Common practice when buying a new stock bull is to buy a young bull through a market or to buy a young bull directly from the breeder on farm. However, there is also increasing demand for older, mature stock bulls.
There several advantages of opting to buy an older stock bull including;
- Bull is proven.
- His offspring can be seen on farm.
- Bull shouldn’t be overly fat having not been fed to be in sale condition.
- The bull has the ability to cover more cows – as mature bull he will have the ability to serve a larger batch of cows compared with a young, unexperienced bull.
A key question to ask when buying an older stock bull is the reason the herd is selling that bull.
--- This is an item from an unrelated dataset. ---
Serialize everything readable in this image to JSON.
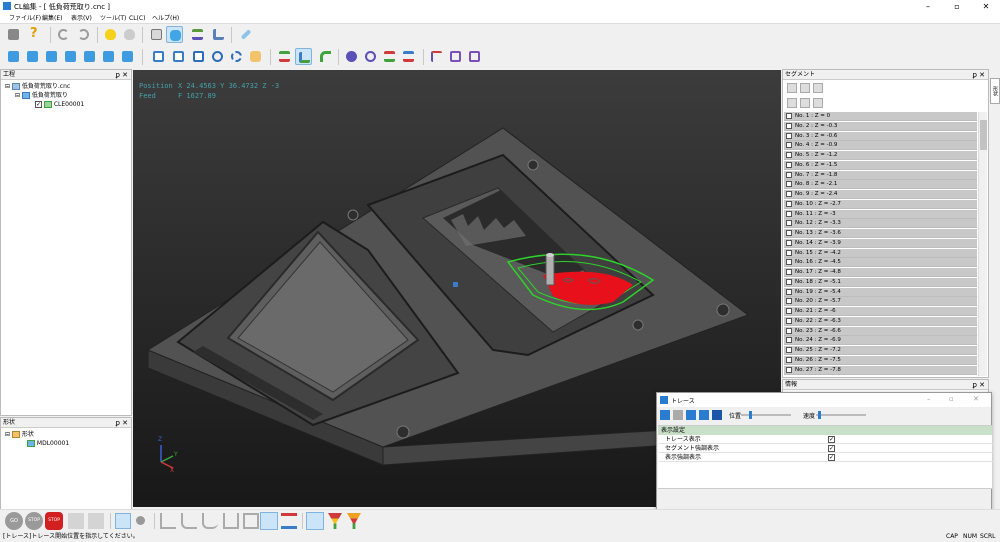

Is he coming back onto his own stock? Is the farm changing its farming policy? Is his temperament a concern? Is he producing big calves and causing calving difficulties. These are all important areas for discussion. Along with these points, it is very important to think about animal health.
Unlike when you attend a bull sale there will not be a sale catalogue (unless attending a breeding or herd dispersal sale) which will include a herd health declaration for the bulls offered for sale if you are buying an older bull directly off farm. You will need to consider the health status of the bull in order to protect your own herd’s health status and reduce the risk of potentially introducing disease to your herd. It is very important to discuss with your vet the potential health issues of buying a mature stock bull.
This is a sexually transmitted disease from cow to bull to cow at serving causing infertility and abortions. It is advisable after buying a bull which has been used previously within another herd to have your vet carry out a sheath wash of the bull. An antibiotic sheath wash will reduce the risk of the bull passing this onto cows.
Also consider BVD, Johne’s disease, Lepto, IBR and liver fluke.
Before the bull is introduced to the herd he should undergo a period of quarantine which allows time for him to settle in, get used to his new surroundings and allows time to treat for external and internal parasites. Remember that your herd may also present a health risk to the bull coming on to the farm.
Buying an older stock bull from another herd means that although you are buying a proven bull he may not have gone through a pre breeding vet check since he was initially purchased if at all. Don’t assume that as he was fertile the year before that he still is as approx. 20% of stock bulls will be sub-fertile, reducing herd fertility. You should semen sample the bull to ensure that he is capable of getting your animals in calf.
It’s important to carry out a breeding soundness check to ensure he is going to do his job and perform as a stock bull. A breeding soundness check should examine and evaluate the bull’s mobility and legs (lameness is a common reason for culling stock bulls), check his scrotum and testicles for any sign of infection and or swelling and inflammation.